Take a lesson from King, imitate others to develop your own style.
"This sort of stylistic blending is a necessary part of developing one’s own style, but it doesn’t occur in a vacuum. You have to read widely, constantly refining (and redefining) your own work as you do so."
# 5 - It's all about the story
Grammar and vocabulary is important, you want your piece to be readable but it isn't the only thing to focus on. What should be important is your story, what you are trying to convey. Some writers have extensive vocabulary , while others do not. But the former isn't necessarily a better writer than the latter, the styles are different.
Once you begin publishing your work you will build an audience that is gravitated towards your work. There are readers who enjoy "flowery' language while others prefer things straight to the point. You shouldn't focus too much on deciding which one you want to be, or what particular style.
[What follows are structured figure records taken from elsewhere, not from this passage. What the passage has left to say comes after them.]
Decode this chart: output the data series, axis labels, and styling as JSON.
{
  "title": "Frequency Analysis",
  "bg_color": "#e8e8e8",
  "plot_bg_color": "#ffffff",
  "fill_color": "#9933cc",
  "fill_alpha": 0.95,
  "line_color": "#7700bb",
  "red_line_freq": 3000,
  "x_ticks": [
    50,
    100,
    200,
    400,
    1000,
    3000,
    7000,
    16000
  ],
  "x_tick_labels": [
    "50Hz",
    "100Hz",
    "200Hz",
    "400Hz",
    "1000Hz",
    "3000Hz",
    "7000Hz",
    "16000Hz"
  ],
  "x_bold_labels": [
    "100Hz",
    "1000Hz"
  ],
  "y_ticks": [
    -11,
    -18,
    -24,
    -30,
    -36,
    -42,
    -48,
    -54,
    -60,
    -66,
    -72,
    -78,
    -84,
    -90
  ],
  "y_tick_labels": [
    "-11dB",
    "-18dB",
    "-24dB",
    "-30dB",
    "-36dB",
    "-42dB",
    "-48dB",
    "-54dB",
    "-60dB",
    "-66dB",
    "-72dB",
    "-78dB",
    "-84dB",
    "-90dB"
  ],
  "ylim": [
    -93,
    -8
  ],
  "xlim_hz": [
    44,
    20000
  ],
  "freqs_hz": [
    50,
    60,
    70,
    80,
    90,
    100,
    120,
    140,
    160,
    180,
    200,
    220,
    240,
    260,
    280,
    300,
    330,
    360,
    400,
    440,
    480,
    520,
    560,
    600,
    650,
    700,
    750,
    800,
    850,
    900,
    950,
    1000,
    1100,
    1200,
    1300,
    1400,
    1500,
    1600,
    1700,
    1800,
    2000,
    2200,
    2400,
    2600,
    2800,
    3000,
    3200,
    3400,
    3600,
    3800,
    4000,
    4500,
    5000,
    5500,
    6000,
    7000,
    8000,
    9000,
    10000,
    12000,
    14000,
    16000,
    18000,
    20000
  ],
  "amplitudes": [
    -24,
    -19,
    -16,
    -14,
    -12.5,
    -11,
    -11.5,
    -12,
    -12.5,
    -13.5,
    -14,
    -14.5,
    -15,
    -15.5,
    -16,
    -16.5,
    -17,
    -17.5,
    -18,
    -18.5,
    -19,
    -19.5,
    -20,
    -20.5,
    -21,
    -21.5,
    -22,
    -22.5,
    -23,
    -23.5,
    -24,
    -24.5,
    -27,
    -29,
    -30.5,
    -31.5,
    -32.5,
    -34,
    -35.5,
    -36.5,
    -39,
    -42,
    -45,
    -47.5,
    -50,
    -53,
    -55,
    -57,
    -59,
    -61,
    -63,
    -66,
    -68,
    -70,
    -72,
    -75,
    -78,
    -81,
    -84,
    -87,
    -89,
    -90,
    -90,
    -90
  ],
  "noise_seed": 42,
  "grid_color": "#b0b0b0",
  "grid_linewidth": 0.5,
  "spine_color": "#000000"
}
While everyone has a different style there are grammar conventions that should be followed. One of the most helpful books on this is The Element of Style by by William Strunk Jr. and E.B. White. A short book, less than 100 pages, all about how to write clearly using (American) English to do so. I would highly recommend picking up this book if you would like to improve on your writing.
While King's advice is mainly for aspiring fiction writers, I found it useful. I'm not trying to become the next New York Times best selling fiction writer. The power of storytelling, which King is a master of, is essential for my role as a digital writer and as a data analyst (being able to communicate my data insights to others).